Quince parece falar da política do equilíbrio do poder da civilização do globalismo ultraliberal, que Trump está desintegrando com sua política nacionalista do isolamento americano imperial:
“Quando falham os esforços para federalizar os Estados de uma civilização, as tendências imperialistas ou a anarquia se seguem aos períodos de equilíbrio de poder”. (Wright: 107).

Bolsonaro pode ser seduzido pela nova política de equilíbrio de poder do americanismo a Trump? Se o capitão fizer a leitura da política do equilíbrio de poder do americanismo aplicada a política brasileira fazendo pendant com a política na América Latina, Então:
“No emprego dinâmico da expressão equilíbrio de poder existem já aspectos de uma situação em que a lei, a organização e a opinião pública podem vir a se tornar mais importante do que o poder militar”. (Wright: 100).

A ideia militar de uma guerra com a Venezuela pode ser a causa da formação de um bloco-no-poder do capitalismo neocolonial. Em um Brasil assolado pela stásis em suas múltiplas formas, a política como guerra é uma questão cadente. Buscar o equilíbrio de poder interior à Nação, eis um problema que aflige a ESG e os generais. Se envolver na guerra lumpesinal criminal dos de baixo, exige uma política militar que tenha o apoio da opinião pública e da ordem legal.

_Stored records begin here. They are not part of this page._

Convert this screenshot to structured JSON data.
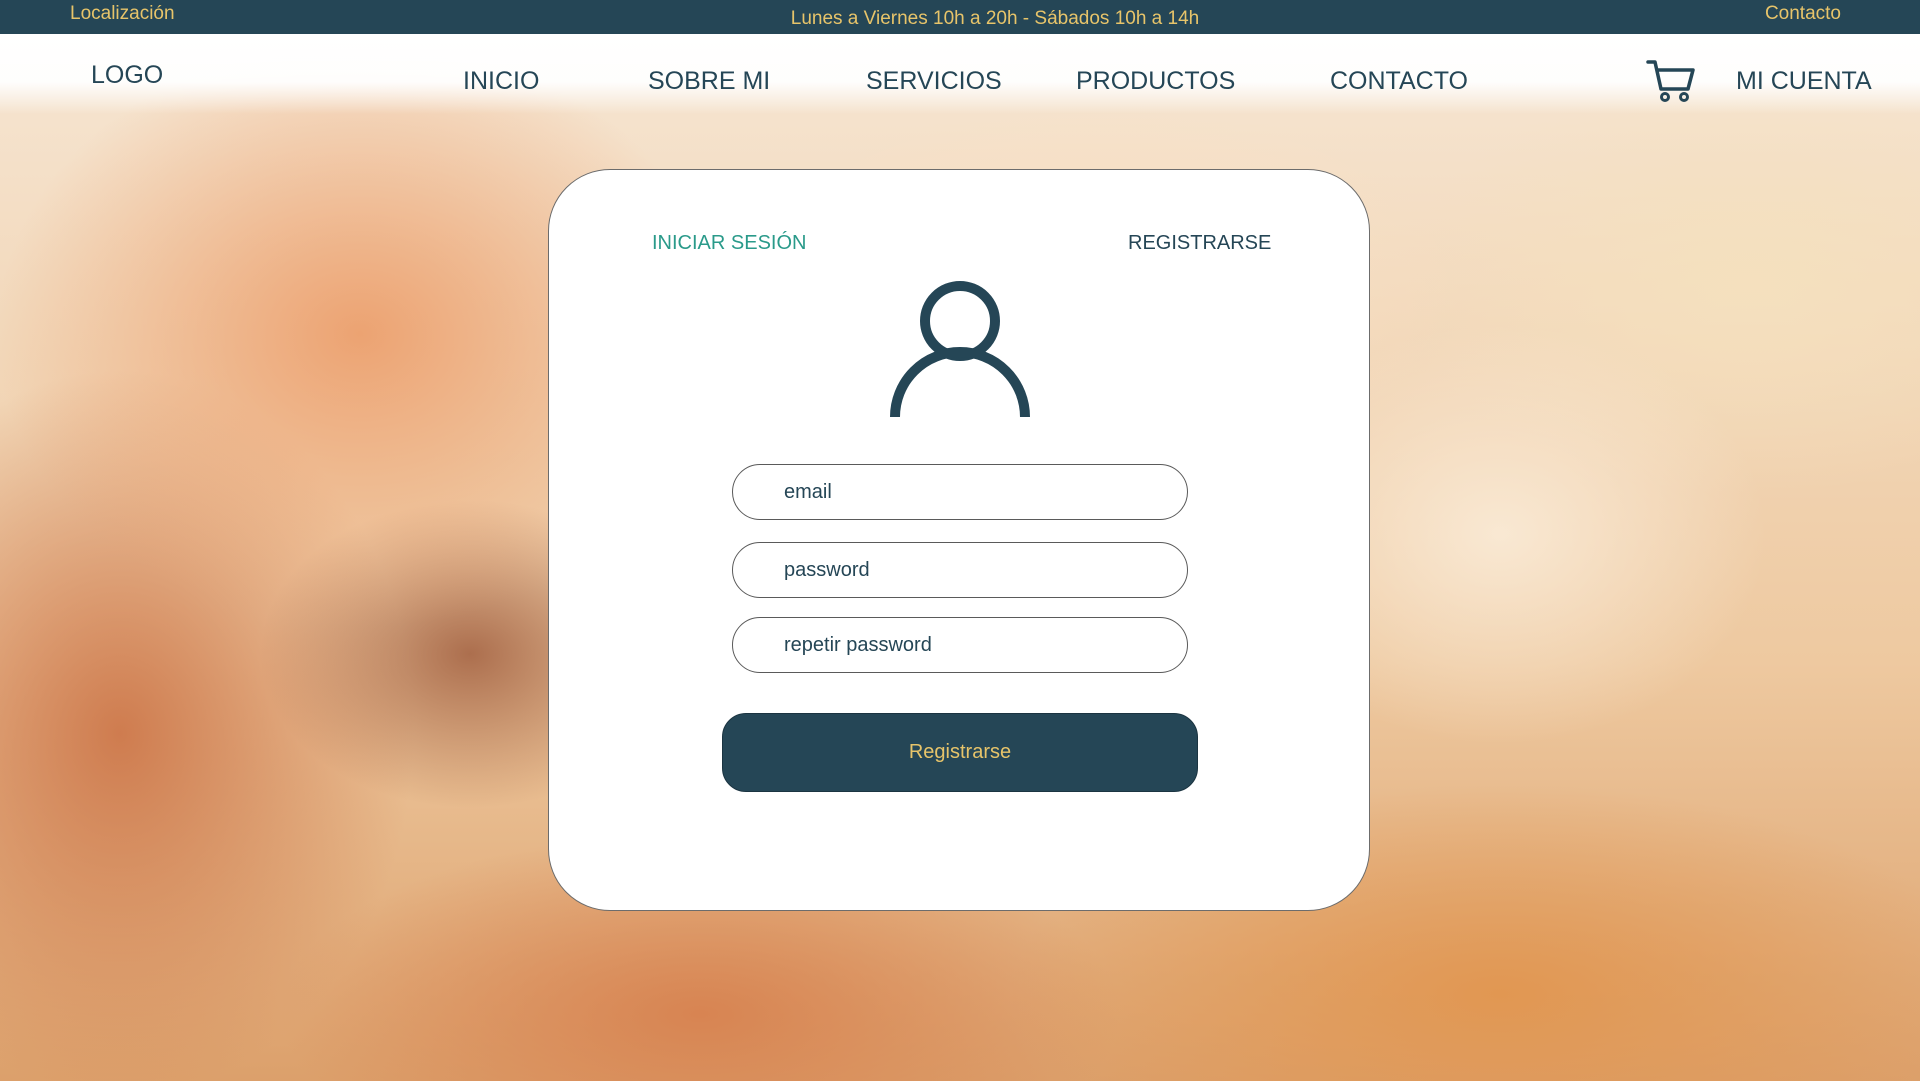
{
  "topbar": {
    "location": "Localización",
    "hours": "Lunes a Viernes 10h a 20h - Sábados 10h a 14h",
    "contact": "Contacto"
  },
  "navbar": {
    "logo": "LOGO",
    "items": [
      "INICIO",
      "SOBRE MI",
      "SERVICIOS",
      "PRODUCTOS",
      "CONTACTO"
    ],
    "cart_icon": "shopping-cart-icon",
    "account": "MI CUENTA"
  },
  "card": {
    "tabs": {
      "login": "INICIAR SESIÓN",
      "register": "REGISTRARSE"
    },
    "user_icon": "user-icon",
    "fields": {
      "email_placeholder": "email",
      "password_placeholder": "password",
      "repeat_password_placeholder": "repetir password"
    },
    "submit_label": "Registrarse"
  },
  "colors": {
    "primary": "#254656",
    "accent": "#e7c46a",
    "active_tab": "#2a9a8a"
  }
}
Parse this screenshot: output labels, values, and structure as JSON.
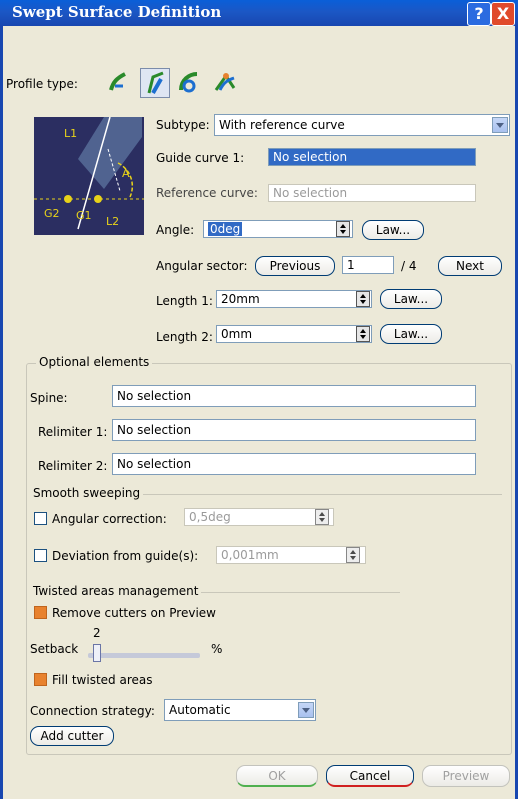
{
  "window": {
    "title": "Swept Surface Definition",
    "help_label": "?",
    "close_label": "X"
  },
  "profile_type": {
    "label": "Profile type:",
    "icons": [
      "explicit-profile-icon",
      "line-profile-icon",
      "circle-profile-icon",
      "conic-profile-icon"
    ],
    "active_index": 1
  },
  "preview": {
    "labels": {
      "l1": "L1",
      "a": "A",
      "g2": "G2",
      "g1": "G1",
      "l2": "L2"
    }
  },
  "subtype": {
    "label": "Subtype:",
    "value": "With reference curve"
  },
  "guide_curve_1": {
    "label": "Guide curve 1:",
    "value": "No selection"
  },
  "reference_curve": {
    "label": "Reference curve:",
    "value": "No selection"
  },
  "angle": {
    "label": "Angle:",
    "value": "0deg",
    "law_label": "Law..."
  },
  "angular_sector": {
    "label": "Angular sector:",
    "previous_label": "Previous",
    "value": "1",
    "total": "/ 4",
    "next_label": "Next"
  },
  "length1": {
    "label": "Length 1:",
    "value": "20mm",
    "law_label": "Law..."
  },
  "length2": {
    "label": "Length 2:",
    "value": "0mm",
    "law_label": "Law..."
  },
  "optional": {
    "title": "Optional elements",
    "spine": {
      "label": "Spine:",
      "value": "No selection"
    },
    "relimiter1": {
      "label": "Relimiter 1:",
      "value": "No selection"
    },
    "relimiter2": {
      "label": "Relimiter 2:",
      "value": "No selection"
    }
  },
  "smooth": {
    "title": "Smooth sweeping",
    "angular_correction": {
      "label": "Angular correction:",
      "value": "0,5deg",
      "checked": false
    },
    "deviation": {
      "label": "Deviation from guide(s):",
      "value": "0,001mm",
      "checked": false
    }
  },
  "twisted": {
    "title": "Twisted areas management",
    "remove_cutters": {
      "label": "Remove cutters on Preview",
      "checked": true
    },
    "setback": {
      "label": "Setback",
      "value": "2",
      "unit": "%"
    },
    "fill": {
      "label": "Fill twisted areas",
      "checked": true
    },
    "connection": {
      "label": "Connection strategy:",
      "value": "Automatic"
    },
    "add_cutter_label": "Add cutter"
  },
  "footer": {
    "ok_label": "OK",
    "cancel_label": "Cancel",
    "preview_label": "Preview"
  },
  "colors": {
    "title_bar": "#1b57c5",
    "dialog_bg": "#ece9d8",
    "selection": "#316ac5",
    "preview_bg": "#2b2e61",
    "checkbox_on": "#e8822e"
  }
}
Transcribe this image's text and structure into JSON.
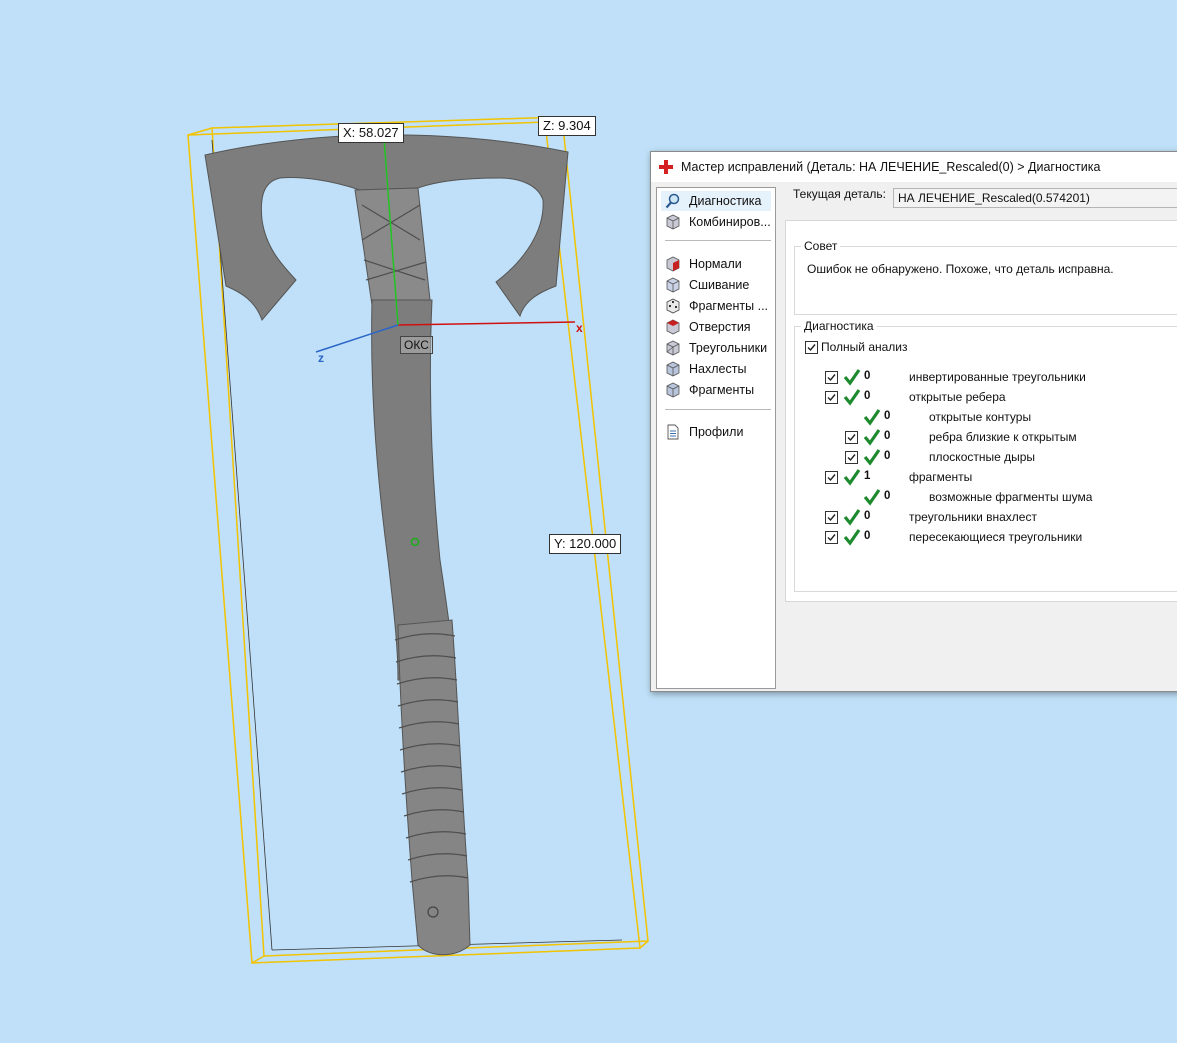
{
  "viewport": {
    "dimensions": {
      "x": "X: 58.027",
      "z": "Z: 9.304",
      "y": "Y: 120.000"
    },
    "axes": {
      "x": "x",
      "z": "z"
    },
    "origin_label": "ОКС"
  },
  "dialog": {
    "title": "Мастер исправлений (Деталь: НА ЛЕЧЕНИЕ_Rescaled(0) > Диагностика",
    "nav": {
      "diagnostics": "Диагностика",
      "combine": "Комбиниров...",
      "normals": "Нормали",
      "stitching": "Сшивание",
      "fragments_more": "Фрагменты ...",
      "holes": "Отверстия",
      "triangles": "Треугольники",
      "overlaps": "Нахлесты",
      "fragments": "Фрагменты",
      "profiles": "Профили"
    },
    "current_part_label": "Текущая деталь:",
    "current_part_value": "НА ЛЕЧЕНИЕ_Rescaled(0.574201)",
    "advice": {
      "title": "Совет",
      "text": "Ошибок не обнаружено. Похоже, что деталь исправна."
    },
    "diagnostics": {
      "title": "Диагностика",
      "full_analysis": "Полный анализ",
      "rows": [
        {
          "count": "0",
          "label": "инвертированные треугольники"
        },
        {
          "count": "0",
          "label": "открытые ребера"
        },
        {
          "count": "0",
          "label": "открытые контуры"
        },
        {
          "count": "0",
          "label": "ребра близкие к открытым"
        },
        {
          "count": "0",
          "label": "плоскостные дыры"
        },
        {
          "count": "1",
          "label": "фрагменты"
        },
        {
          "count": "0",
          "label": "возможные фрагменты шума"
        },
        {
          "count": "0",
          "label": "треугольники внахлест"
        },
        {
          "count": "0",
          "label": "пересекающиеся треугольники"
        }
      ]
    }
  },
  "colors": {
    "background": "#bfe0f8",
    "bbox": "#f2c300",
    "x_axis": "#d01010",
    "y_axis": "#22c422",
    "z_axis": "#2a66c8",
    "model": "#7d7d7d",
    "ok_check": "#1e8a2e"
  },
  "icons": [
    "cross-icon",
    "magnifier-icon",
    "cube-icon",
    "document-icon",
    "checkmark-icon",
    "checkbox-icon"
  ]
}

Os mass media passam a ter um lugar tático decisivo na luta do bloco-no-poder contra o crime e os criminosos. Se o bloco-no=poder neocolonial quer governar durante 20 anos, ele tem que pacificar as grandes cidades, lugar no qual se articulam as organizações criminosas dos de baixo. 

A política como guerra militar pode não se encontrar ao alcance do governo Bolsonaro?  

O que é a guerra?  

Philonenko diz:
“La guerre n’est pas lutte. Le propre de la guerre est d’être une action violente s’inscrivant dans une histoire. Le terme qui doit retent dans cette définition est le mot histoire. La guerre ne se sépare pas de l’histoire et toutes les actions violentes ne sont pas pour autant des action de guerre: c’est seulement quand une action violente s’inscrit dans l’histoire, lorsqu’elle s’écrit en s’inscrivant, qu’elle atteint la dimension de la guerre. Toutes les actions qui ne débouchent pas sur l’histoire doivent être rangées sous le concept de lutte. Cést ainsi qu’il n’y a pas, stricto sensu, de guerre animale; il existe seulement des luttes animales et l’ont pourrait reprocher à la philosophie hégélienne d’avoir mis sur le même plan la lutte du maître et de l’esclave et la guerre propriement dite”. (Philonenko: 184).   

A violência inscrita na história política brasileira em um sentido amplo subssume a luta à guerra. A luta política é aquela de um embate entre adversários. A guerra faz da política o espaço do conflito entre inimigos. O capitão diz que vai varrer da face da terra os vermelhos, os comunistas. Não e trata de “retórica”, se isto tiver ao alcance de sua mão, em algum momento.

A destruição da pequena burguesia pública será a inscrição da violência na história do messianismo e do condottiere Bolsonaro. A história se apresenta pela dialética entre o bloco-no-poder capitalista neocolonial versus o Estado getulista 1988.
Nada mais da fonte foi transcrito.